Secondly, The Last Man Takes LSD focuses on a very specific sequence of Foucault’s trajectory, namely from his visit to California in the mid-1970s to the early 1980s. Some of this has been covered in the memoir by Simeon Wade, Foucault in California, but Daniel and Mitchell are attempting something much more ambitious than simply recounting a salacious episode, by placing this moment in a more general account of his wrestling with neoliberalism, the end of the emancipatory wave set off by May 1968, the transformation of Paris into “the capital of intellectual reaction in Europe” under the paradoxical auspices of the victory in 1981 of François Mitterrand in alliance with the French Communist Party and the collapse of far left militantism.
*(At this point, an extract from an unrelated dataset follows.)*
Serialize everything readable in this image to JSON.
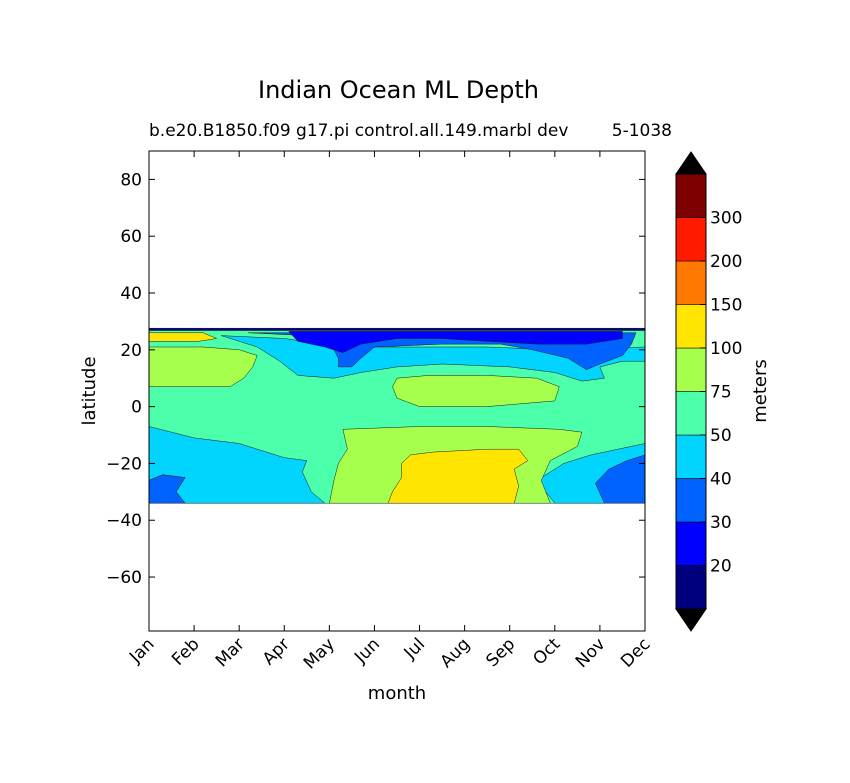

So, the book is an excellent complement to some of the richer recent discussions of the shifts in French intellectual and political life, such as Michael Christofferson’s indispensable French Intellectuals Against the Left: The Antitotalitarian Moment of the 1970s and it is to hoped that it will contribute to the debate around some of the new scholarship on Foucault, particularly Stuart Elden’s multi-volume enterprise, as well as the discussions of his relationship to Marxism, such as Marx and Foucault.
Verso has had a long and complex history with Foucault: originally recommended to New Left Books by Louis Althusser, we passed up that opportunity and the first reactions to his work were highly critical, such as Marxism and Epistemology: Bachelard, Canguilhem, Foucault by Dominique Lecourt, Perry Anderson’s In the Tracks of Historical Materialism and Logics of Disintegration: Poststructuralist Thought and the Claims of Critical Theory by Peter Dews. But, over time, Verso also published more positive appreciations of his work, such as The Circular Structure of Power: Politics, Identity, Community by Torben Bech Dyrberg, Michel Foucault: Genealogy as Critique by Rudi Visker and, more recently, works by the late Deborah Cook and by Thomas Lemke. We were also very pleased to be able to republish David Macey’s wonderful biography and have translated works by “left Foucauldians” such as Christian Laval and Pierre Dardot and Frédéric Gros. Unkind spirits may say that we have covered our bets, but I would prefer to say that we have attempted to steer a middle course between the sycophancy of the Foucault Industrial Complex and the philistinism of a certain type of crusader against (post)structuralism.
In any case, Alea iacta est and enjoy our latest contribution!